Jüngste Enthüllungen zu einer Beobachtung von Greenpeace bezüglich vermeintlicher Bespitzelungsvorgänge haben im Haus für viel Unruhe gesorgt. Die Compliance-Abteilung des teilstaatlichen Öl-, Gas und Chemiekonzerns, die für die Einhaltung der festgelegten, legalen Richtlinien bei der OMV verantwortlich ist, hat die Vorwürfe untersucht und dem Aufsichtsrat dem Vernehmen nach einen zusammenfassenden Bericht vorgelegt. Grundtenor: Alles so weit korrekt.

Probleme mit Konzernvertretung

Intern ist es in Österreichs größtem Industriekonzern in den vergangenen Monaten ziemlich rund gegangen; die Turbulenzen um die Installierung der Konzernvertretung war nur die Spitze des Eisbergs. Wie berichtet war der Vorstand unter Rainer Seele zunächst dagegen, die Belegschaftsvertreter haben geklagt und das Arbeitsgericht hat ihnen in einem Versäumungsurteil auch Recht gegeben. Davor, Ende März, hatte der Vorstand seine Ansicht geändert und die Konzernvertretung anerkannt.

Vorgestern, Mittwoch, wurde dann bekannt, dass der Konzern anscheinend die Umweltschutzorganisationen Greenpeace und Fridays for Future durch internationale Spionagefirmen systematisch überwachen ließ und überwachen lässt.

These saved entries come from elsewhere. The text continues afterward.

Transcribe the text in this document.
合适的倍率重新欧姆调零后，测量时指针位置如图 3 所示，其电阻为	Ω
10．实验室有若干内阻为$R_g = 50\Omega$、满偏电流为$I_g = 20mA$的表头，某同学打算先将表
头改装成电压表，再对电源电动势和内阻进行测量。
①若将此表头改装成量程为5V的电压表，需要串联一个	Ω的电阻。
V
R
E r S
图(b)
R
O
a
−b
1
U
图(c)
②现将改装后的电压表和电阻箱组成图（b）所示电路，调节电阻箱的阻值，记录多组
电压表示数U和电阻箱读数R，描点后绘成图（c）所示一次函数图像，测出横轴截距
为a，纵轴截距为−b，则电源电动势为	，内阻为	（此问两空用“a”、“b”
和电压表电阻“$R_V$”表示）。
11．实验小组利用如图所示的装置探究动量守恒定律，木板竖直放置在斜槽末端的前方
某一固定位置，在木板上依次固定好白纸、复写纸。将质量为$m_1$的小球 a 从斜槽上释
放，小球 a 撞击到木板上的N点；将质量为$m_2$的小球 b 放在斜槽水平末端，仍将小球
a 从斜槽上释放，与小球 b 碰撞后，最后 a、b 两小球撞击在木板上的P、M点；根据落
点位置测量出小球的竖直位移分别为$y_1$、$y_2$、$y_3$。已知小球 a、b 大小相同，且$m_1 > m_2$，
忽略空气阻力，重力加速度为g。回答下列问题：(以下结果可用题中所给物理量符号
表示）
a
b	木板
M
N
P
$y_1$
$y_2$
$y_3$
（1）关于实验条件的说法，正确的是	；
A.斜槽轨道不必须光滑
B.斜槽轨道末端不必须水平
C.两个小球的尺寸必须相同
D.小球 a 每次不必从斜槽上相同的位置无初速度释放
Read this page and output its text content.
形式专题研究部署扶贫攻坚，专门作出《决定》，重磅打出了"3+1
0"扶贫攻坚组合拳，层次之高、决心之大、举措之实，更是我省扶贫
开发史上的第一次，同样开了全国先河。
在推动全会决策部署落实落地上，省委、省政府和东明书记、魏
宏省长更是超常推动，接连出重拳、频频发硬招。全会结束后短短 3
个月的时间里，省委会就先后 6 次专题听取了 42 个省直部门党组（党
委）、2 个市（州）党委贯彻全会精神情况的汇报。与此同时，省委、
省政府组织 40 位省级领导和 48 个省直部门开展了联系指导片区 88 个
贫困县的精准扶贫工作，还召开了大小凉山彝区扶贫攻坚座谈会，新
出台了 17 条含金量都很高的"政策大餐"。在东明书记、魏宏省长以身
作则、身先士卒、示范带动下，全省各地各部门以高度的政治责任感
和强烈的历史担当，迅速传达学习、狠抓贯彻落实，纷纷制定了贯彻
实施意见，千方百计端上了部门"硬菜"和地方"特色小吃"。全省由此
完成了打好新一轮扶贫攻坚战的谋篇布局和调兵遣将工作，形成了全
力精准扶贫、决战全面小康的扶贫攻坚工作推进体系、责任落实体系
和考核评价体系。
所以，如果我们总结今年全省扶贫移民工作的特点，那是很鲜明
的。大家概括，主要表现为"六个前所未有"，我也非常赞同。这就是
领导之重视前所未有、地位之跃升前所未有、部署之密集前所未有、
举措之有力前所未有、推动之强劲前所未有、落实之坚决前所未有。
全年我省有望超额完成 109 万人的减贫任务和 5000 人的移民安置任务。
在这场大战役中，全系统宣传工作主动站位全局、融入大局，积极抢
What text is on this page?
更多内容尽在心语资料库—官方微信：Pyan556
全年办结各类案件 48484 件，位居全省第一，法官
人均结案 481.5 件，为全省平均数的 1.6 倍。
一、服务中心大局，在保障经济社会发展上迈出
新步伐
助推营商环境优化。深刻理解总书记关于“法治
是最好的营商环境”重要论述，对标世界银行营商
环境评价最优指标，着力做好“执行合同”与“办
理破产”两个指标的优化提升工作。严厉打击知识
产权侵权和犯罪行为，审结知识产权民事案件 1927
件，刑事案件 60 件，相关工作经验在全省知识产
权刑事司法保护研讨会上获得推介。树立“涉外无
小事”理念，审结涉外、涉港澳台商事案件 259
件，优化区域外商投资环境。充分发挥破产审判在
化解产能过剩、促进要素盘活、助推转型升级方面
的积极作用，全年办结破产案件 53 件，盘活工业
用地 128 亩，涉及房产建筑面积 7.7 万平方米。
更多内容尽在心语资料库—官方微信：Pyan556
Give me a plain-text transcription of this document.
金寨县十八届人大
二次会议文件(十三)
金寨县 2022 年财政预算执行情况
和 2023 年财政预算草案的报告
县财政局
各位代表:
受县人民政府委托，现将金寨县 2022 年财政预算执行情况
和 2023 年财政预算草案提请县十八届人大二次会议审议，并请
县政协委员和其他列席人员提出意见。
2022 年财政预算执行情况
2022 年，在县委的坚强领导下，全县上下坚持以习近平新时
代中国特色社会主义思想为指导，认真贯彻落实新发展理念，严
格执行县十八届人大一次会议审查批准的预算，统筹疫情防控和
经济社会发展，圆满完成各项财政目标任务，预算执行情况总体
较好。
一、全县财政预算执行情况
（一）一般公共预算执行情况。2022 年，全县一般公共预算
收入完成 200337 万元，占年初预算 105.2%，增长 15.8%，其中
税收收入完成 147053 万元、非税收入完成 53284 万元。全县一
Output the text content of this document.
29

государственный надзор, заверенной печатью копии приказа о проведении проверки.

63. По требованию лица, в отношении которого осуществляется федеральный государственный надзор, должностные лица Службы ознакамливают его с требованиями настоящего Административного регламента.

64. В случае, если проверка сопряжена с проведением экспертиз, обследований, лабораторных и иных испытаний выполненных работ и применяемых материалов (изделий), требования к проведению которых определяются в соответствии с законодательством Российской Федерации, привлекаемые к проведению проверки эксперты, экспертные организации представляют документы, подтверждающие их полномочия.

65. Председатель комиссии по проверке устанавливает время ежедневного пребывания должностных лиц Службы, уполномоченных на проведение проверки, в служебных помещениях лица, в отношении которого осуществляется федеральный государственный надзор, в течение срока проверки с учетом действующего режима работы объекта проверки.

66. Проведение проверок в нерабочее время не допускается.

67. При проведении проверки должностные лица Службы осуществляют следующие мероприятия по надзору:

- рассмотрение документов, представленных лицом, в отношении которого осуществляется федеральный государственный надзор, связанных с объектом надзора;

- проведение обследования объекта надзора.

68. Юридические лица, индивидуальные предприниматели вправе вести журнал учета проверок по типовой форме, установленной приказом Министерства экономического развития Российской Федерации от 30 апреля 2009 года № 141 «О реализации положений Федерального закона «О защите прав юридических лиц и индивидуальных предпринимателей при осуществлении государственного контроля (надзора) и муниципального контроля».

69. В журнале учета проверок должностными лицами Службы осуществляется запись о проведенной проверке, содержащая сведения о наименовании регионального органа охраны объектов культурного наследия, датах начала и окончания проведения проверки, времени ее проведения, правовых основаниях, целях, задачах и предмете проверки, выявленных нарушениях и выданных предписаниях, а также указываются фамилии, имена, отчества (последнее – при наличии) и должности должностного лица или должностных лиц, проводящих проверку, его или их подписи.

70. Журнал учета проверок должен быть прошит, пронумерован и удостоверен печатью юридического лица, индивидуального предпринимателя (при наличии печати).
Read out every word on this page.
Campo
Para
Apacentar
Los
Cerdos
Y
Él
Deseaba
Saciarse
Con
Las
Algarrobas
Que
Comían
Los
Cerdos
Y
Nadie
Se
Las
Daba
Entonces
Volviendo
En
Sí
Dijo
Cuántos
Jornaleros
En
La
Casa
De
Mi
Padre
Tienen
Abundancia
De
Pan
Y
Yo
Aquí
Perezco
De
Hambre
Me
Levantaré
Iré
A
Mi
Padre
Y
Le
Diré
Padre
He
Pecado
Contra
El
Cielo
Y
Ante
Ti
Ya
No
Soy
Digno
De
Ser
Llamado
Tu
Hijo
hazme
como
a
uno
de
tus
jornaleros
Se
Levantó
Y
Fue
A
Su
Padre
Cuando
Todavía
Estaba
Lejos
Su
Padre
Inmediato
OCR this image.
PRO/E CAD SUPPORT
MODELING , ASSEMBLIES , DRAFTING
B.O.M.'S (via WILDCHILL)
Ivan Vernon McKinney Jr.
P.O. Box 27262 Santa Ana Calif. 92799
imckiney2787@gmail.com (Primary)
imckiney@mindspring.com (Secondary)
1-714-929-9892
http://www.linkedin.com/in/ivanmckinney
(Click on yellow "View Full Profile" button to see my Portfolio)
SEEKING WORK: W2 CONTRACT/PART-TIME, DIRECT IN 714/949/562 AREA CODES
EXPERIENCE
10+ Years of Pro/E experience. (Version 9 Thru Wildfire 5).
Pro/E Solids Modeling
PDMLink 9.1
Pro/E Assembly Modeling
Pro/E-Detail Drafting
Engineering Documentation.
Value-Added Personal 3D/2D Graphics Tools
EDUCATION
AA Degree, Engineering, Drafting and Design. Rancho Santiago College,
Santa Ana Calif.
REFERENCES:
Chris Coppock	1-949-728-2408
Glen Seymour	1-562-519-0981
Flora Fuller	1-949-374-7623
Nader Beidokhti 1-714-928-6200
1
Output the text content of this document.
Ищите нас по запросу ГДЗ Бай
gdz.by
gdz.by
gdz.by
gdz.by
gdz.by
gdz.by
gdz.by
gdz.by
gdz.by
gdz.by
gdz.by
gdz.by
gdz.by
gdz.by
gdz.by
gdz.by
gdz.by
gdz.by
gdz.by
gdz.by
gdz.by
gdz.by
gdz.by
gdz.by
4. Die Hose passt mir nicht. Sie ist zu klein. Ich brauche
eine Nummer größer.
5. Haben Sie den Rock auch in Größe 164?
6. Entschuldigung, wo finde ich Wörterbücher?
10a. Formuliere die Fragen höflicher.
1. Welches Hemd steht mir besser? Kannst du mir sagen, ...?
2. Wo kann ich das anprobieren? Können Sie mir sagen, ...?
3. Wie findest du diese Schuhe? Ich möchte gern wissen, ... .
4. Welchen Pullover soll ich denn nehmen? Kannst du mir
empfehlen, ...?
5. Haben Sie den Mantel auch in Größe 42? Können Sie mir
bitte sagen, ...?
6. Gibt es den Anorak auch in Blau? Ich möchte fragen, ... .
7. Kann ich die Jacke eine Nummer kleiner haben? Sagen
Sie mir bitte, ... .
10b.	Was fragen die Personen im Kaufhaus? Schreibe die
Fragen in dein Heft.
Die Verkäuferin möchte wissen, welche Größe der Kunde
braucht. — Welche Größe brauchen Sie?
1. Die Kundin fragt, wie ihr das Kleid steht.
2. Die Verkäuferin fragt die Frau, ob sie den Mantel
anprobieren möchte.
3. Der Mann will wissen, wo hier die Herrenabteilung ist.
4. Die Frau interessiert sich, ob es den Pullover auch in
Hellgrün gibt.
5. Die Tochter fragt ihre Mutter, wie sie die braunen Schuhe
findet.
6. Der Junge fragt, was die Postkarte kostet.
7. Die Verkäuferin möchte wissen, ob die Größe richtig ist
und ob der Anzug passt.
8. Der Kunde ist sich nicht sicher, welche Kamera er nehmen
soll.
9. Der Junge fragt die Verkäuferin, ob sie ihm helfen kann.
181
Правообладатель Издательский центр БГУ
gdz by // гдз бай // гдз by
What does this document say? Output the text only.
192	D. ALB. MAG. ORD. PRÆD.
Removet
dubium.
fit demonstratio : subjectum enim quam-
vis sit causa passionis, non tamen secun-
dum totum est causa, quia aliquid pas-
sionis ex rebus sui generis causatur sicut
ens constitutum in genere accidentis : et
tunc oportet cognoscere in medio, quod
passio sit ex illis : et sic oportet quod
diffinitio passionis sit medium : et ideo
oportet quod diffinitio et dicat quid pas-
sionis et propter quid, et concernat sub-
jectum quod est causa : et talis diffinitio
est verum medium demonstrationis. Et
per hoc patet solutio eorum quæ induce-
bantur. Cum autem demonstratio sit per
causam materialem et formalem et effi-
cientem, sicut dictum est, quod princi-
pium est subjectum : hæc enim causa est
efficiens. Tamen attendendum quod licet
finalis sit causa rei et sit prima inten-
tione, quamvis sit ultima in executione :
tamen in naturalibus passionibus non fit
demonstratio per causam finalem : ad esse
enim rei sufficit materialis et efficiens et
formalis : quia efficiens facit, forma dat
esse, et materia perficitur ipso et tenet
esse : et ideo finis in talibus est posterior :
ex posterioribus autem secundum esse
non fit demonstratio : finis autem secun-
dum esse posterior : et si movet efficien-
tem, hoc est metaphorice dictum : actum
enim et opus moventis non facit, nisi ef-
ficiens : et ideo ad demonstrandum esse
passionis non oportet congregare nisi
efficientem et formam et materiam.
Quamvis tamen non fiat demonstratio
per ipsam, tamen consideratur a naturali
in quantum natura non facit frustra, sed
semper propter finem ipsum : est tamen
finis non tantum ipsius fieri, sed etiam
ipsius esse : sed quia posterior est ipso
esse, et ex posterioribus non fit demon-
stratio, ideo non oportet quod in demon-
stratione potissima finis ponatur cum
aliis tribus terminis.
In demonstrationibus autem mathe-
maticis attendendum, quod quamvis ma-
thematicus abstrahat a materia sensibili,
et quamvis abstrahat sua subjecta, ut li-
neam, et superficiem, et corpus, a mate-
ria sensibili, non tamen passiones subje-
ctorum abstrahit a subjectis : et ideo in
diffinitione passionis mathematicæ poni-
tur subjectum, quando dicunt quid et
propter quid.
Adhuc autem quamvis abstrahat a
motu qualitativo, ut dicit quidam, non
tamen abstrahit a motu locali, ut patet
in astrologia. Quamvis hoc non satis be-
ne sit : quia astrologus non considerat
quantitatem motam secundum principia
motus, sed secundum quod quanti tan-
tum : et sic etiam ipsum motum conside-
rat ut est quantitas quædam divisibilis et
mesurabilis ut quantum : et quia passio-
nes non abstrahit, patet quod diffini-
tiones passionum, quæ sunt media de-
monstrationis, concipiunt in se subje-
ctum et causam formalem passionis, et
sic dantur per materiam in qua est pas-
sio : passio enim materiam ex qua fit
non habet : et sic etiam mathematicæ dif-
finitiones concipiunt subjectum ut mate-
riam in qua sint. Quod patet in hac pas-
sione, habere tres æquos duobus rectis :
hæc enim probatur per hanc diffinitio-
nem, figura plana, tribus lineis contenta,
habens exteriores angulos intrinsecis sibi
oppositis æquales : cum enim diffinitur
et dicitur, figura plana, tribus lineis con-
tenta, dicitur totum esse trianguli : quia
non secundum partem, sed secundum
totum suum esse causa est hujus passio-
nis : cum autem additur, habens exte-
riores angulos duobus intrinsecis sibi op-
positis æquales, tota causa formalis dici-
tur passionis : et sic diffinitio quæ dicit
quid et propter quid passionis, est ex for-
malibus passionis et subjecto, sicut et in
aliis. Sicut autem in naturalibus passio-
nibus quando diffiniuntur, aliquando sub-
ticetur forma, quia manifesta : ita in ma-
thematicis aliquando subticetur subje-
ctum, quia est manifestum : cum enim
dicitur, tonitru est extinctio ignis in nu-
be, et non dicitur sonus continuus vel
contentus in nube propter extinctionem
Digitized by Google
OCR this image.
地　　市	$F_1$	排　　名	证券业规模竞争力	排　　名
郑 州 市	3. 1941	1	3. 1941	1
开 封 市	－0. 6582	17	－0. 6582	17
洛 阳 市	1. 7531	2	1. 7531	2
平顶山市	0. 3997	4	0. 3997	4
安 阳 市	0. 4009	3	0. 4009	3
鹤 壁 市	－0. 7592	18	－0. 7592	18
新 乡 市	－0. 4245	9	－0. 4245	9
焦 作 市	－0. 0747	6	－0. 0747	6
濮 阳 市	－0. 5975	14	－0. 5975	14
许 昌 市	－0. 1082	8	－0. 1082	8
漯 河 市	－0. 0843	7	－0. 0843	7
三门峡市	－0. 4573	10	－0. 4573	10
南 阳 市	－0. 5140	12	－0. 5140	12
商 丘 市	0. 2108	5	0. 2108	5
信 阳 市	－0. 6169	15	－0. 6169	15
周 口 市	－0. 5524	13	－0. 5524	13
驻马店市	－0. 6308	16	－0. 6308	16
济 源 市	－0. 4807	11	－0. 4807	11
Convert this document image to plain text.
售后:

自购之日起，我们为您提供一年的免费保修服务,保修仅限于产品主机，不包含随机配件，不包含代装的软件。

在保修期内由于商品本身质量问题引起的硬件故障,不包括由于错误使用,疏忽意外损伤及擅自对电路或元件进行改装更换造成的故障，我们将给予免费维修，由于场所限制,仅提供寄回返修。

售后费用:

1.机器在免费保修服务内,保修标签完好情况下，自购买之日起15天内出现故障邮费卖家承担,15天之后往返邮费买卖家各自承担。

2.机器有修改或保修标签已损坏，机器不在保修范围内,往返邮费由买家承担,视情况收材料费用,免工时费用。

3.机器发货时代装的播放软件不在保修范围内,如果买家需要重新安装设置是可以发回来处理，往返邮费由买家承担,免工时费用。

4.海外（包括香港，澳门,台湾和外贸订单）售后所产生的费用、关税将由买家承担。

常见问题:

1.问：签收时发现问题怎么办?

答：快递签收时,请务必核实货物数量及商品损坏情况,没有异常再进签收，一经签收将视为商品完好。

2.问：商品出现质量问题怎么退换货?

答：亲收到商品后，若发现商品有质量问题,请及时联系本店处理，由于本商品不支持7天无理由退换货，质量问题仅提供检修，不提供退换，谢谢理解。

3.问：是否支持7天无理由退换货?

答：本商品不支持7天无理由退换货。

Greenpeace bezog sich dabei auf einen Bericht des Magazins Dossier sowie auf OMV-interne Kommunikation. Vizekanzler Werner Kogler (Grüne) sah sich daraufhin veranlasst, in einem Brief an OMV-Chef Seele Aufklärung zu fordern.

Informationssammlung statt Spionage

In der OMV bestreitet man nicht, sich externer Firmen wie Weland sowie Thompson + Clark zu bedienen, um an Informationen über die Tätigkeit von NGOs zu kommen, die im Bereich Energie und Klimaschutz tätig sind. Den Vorwurf der Spionage oder Bespitzelung weist man strikt zurück. "Wir verschaffen uns einen Überblick über das Meinungsspektrum, auch in sozialen Medien. Bei Aufrufen zu Demonstrationen ist es beispielsweise wichtig zu wissen, ob dabei Anlagen, die in unserer Verantwortung stehen, möglicherweise gefährdet sind," sagte OMV-Sprecher Andreas Rinofner.

"Das ist nicht nur in unserem Interesse, wir sind dazu sogar verpflichtet; schließlich handelt es sich in den meisten Fällen um kritische Infrastruktur." Zudem seien es frei zugängliche Informationen, die gesammelt würden, nichts anderes.

Auch intern geht man mitunter streng vor, etwa auf der Suche, ob Interna – zum Beispiel über die Borealis-Transaktion – von Mitarbeitern nach außen getragen wurden. In dem Zusammenhang sollen im Rahmen von Compliance-Untersuchungen Computer bzw. Mails von Mitarbeitern von IT-Forensik-Experten kontrolliert worden sein. Über die Ergebnisse der forensischen Untersuchungen – angeblich hatten die Betroffenen zugestimmt – seien auch Aufsichtsratsmitglieder informiert worden, heißt es.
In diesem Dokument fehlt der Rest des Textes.